Sunday, November 27, 2011

Wuthering Heights

Keeping with the theme for trying to read broadly, and reading the classics to improve my own writing, I decided to read Emily Bronte's Wuthering Heights.

I didn’t have an expectations when I began reading Wuthering Heights, except that I had heard people talk it being a great love story. I don’t know why people consider it a great love story - it certainly is a fantastic story, but it’s not a romance!

I think it is a novel of despair and redemption. There are a lot of ‘what ifs’ raised during the reading of it. I remember hearing someone saying that if Heathcliff had not left the kitchen when Catherine said that she couldn’t lower herself to marry him, and actually heard how much she loved him, it would have turned out very differently. Certainly, there would not have been so much despair and redemption if Heathcliff had married Catherine. However, he still seemed set on bringing Earnshaw down. He may have done that anyway. Also, Heathcliff’s and Catherine’s personalities were such that they would have caused a lot of trouble for everyone if they teamed up.



The narration of the story is very interesting, going from Mr Lockwood to Mrs Dean, and even Cathy and Heathcliff’s house-keeper have a role in narrating. They all tell the story consistently, and stay true to things like Joseph’s accent. It wasn’t very believable that each would narrate in the same way.

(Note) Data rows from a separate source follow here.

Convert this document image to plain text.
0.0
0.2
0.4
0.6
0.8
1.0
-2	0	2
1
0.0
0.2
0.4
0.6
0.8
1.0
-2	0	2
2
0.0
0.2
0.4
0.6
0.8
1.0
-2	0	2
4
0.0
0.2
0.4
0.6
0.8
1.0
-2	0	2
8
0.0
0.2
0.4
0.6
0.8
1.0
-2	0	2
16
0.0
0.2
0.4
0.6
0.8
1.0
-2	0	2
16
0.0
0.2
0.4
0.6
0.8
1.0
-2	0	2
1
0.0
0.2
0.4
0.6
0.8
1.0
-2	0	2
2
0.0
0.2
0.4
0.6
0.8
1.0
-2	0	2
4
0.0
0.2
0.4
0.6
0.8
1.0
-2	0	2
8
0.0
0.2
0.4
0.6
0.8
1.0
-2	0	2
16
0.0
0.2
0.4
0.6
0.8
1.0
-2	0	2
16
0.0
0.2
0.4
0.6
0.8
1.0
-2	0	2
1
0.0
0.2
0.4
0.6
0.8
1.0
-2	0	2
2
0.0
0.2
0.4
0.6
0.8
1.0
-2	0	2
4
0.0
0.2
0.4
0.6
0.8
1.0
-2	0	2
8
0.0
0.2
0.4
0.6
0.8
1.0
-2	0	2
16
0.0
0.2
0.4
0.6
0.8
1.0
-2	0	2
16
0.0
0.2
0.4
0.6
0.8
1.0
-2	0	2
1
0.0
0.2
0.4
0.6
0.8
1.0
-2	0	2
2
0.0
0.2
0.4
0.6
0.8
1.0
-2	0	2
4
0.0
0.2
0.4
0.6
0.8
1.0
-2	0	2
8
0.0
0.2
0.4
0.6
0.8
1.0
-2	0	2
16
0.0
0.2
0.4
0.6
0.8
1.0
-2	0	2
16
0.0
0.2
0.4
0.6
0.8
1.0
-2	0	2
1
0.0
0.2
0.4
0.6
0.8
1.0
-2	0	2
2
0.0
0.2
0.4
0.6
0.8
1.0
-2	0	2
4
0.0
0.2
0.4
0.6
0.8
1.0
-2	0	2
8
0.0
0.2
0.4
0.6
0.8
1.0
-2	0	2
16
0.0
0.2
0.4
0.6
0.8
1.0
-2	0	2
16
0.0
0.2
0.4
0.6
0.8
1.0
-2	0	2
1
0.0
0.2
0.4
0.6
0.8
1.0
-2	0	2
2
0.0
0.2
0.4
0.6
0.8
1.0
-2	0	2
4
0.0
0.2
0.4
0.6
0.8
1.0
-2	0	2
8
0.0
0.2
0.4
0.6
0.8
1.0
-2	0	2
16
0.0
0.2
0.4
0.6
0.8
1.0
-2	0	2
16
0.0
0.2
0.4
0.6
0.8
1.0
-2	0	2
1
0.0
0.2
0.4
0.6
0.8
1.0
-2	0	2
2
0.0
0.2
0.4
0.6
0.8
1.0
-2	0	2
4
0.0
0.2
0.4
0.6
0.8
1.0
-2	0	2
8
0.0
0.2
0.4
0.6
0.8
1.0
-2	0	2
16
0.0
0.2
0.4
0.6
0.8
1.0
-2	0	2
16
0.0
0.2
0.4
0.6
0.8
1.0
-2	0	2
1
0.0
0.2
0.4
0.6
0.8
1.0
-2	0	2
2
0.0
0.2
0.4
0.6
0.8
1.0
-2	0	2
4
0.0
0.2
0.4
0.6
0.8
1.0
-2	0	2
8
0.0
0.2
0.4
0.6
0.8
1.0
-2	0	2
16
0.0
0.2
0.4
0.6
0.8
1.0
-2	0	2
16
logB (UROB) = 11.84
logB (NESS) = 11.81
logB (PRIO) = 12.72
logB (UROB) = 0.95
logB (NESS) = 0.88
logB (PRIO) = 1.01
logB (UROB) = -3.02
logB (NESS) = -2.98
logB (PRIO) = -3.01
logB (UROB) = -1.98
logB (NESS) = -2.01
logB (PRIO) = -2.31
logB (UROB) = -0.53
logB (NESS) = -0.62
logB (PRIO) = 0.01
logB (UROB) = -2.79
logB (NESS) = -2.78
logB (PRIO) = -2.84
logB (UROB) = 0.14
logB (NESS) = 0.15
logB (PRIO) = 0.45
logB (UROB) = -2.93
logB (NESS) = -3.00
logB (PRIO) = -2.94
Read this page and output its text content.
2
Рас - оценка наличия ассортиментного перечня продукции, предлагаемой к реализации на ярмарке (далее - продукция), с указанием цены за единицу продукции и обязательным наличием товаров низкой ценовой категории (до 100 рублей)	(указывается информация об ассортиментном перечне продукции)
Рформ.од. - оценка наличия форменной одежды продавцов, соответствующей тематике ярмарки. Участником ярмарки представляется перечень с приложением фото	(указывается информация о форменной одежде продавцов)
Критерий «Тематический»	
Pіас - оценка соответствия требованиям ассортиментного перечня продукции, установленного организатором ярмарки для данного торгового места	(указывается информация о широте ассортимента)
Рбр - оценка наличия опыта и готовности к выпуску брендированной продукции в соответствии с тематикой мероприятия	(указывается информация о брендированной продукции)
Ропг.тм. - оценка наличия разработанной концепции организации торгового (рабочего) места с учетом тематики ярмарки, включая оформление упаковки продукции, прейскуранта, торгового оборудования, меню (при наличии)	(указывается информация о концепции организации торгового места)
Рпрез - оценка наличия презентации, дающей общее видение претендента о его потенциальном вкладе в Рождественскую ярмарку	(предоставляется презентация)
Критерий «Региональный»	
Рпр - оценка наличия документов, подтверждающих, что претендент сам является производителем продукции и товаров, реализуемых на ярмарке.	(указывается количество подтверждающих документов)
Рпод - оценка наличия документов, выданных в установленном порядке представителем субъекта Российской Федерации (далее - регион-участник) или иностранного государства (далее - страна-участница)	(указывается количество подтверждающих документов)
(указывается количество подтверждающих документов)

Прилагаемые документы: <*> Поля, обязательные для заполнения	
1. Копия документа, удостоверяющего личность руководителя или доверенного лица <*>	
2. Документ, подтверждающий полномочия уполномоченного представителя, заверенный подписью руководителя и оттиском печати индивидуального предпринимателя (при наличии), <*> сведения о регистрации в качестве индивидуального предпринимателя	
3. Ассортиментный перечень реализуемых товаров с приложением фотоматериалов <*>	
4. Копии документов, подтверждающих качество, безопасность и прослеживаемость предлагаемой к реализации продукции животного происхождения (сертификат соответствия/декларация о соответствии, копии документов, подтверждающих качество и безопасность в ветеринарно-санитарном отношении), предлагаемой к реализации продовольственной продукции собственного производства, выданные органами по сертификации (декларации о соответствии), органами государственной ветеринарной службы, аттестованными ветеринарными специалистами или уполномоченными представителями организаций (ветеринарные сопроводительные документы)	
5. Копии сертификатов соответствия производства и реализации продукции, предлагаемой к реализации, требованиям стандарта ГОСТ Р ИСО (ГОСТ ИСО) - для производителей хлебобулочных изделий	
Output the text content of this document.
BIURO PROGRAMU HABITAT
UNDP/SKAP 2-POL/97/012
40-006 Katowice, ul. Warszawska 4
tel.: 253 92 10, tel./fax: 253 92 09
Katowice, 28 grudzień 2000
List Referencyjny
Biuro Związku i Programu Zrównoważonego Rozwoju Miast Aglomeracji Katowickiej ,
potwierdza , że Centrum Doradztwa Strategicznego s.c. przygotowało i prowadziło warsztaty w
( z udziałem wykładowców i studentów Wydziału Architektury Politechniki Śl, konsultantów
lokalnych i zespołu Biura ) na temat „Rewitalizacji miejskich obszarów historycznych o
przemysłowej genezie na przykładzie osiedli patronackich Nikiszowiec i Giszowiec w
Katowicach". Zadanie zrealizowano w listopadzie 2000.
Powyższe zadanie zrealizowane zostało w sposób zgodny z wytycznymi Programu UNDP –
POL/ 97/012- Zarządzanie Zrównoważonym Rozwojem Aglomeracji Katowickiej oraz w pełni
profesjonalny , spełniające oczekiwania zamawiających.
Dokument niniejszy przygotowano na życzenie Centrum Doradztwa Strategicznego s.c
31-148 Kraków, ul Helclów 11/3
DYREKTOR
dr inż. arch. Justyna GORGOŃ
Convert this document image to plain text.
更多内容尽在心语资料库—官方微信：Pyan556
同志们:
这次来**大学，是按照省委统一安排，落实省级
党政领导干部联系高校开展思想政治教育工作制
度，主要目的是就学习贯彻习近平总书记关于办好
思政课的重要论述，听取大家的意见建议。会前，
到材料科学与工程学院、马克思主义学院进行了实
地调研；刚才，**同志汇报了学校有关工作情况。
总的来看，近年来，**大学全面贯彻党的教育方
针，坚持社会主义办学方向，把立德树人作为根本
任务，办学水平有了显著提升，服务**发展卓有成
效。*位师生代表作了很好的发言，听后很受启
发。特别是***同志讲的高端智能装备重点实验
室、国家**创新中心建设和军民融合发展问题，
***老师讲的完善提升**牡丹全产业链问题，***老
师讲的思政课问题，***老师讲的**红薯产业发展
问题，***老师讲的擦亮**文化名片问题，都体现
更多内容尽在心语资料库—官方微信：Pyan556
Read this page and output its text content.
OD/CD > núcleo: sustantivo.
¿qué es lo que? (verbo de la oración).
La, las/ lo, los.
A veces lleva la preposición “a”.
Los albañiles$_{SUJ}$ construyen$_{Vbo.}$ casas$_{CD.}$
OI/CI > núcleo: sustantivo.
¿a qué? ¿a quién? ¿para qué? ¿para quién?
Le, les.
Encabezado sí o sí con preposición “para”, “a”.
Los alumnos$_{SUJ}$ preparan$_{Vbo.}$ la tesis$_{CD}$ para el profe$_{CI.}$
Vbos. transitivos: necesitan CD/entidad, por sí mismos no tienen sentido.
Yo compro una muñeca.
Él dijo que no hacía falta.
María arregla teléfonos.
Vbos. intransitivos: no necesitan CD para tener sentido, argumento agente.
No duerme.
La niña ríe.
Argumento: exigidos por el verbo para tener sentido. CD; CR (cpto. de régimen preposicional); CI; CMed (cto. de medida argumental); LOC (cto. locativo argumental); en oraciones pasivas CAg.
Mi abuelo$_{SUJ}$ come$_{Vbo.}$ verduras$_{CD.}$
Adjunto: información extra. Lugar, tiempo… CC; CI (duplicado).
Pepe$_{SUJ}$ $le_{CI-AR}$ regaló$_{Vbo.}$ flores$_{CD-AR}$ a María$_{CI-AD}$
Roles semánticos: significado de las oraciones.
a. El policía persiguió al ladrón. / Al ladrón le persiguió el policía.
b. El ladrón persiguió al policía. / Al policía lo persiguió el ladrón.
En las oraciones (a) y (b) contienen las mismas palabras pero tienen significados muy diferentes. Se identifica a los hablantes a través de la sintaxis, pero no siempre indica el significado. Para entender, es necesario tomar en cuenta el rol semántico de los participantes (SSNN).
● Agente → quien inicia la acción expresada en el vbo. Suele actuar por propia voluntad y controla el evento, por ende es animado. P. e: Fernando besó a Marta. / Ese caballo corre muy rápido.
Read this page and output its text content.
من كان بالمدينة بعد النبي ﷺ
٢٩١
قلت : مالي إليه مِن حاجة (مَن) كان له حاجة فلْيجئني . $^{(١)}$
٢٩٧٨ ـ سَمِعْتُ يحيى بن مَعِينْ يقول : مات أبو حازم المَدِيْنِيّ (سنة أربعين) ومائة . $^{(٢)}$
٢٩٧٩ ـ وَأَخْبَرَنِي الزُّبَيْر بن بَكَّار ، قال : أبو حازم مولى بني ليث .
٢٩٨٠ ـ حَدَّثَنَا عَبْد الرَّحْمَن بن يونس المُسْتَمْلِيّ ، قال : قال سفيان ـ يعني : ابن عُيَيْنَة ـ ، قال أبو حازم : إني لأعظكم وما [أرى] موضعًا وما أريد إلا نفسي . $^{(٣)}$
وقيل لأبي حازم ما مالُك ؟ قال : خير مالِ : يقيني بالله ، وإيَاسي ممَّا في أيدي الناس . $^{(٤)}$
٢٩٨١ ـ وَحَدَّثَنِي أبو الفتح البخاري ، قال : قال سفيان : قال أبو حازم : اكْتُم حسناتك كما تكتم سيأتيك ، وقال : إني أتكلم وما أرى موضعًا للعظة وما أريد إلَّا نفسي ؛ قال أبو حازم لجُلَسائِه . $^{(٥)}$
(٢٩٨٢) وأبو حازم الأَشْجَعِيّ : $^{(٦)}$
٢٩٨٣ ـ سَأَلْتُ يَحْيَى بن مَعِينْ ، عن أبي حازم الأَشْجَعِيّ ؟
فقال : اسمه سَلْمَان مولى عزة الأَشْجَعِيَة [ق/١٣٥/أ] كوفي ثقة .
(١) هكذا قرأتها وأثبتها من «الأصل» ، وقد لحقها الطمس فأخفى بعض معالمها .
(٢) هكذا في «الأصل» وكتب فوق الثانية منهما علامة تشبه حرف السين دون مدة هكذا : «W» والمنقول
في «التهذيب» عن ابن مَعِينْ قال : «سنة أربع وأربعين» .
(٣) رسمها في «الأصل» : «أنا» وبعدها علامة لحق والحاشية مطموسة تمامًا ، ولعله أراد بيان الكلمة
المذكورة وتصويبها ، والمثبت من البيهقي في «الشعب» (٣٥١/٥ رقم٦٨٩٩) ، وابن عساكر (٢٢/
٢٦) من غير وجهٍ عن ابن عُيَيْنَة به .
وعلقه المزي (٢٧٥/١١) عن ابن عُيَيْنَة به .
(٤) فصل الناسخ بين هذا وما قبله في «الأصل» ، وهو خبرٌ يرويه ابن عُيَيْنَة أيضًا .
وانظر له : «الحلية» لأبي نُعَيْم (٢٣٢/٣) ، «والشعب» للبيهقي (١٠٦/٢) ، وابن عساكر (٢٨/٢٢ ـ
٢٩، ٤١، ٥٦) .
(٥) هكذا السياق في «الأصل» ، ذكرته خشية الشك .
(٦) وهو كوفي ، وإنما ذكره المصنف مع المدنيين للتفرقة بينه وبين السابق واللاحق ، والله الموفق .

I considered Mrs Dean to be very culpable in the events. She was always helping couples meet, which caused everything to go wrong in the first place. If she had not conspired with the young people, but been faithful to her masters in each circumstance, things could have turned out very differently.

Bronte was able to create fantastic, unique characters. Even the setting was a character, in a way - the lonely moors, the isolation, the cold. Heathcliff’s character is one of the most unique and interesting characters that I have ever discovered in a novel. Is he evil, or a product of his circumstances? I think he is evil. Certainly, his circumstances were horrible - tortured and loving a woman who he couldn’t have. But many people and characters have experienced those things. It is the way he reacts, and systematically goes about bringing down everyone that he hates. He takes everything off them and makes them miserable, and drives them to death. All for revenge. He doesn’t need the money, and in fact, when he finally succeeds in owning everything and controlling everyone, there’s nothing left for him to do but go crazy and kill himself. I don’t feel any pity for Heathcliff.

I think it was a very satisfying story, in that there is light at the end of the tunnel, and good prevailed over evil in the end. The weather and the landscape all seem to contribute to the good feeling at the end of the novel, as well. Spring, new growth, warmth, and the beginning of new happiness.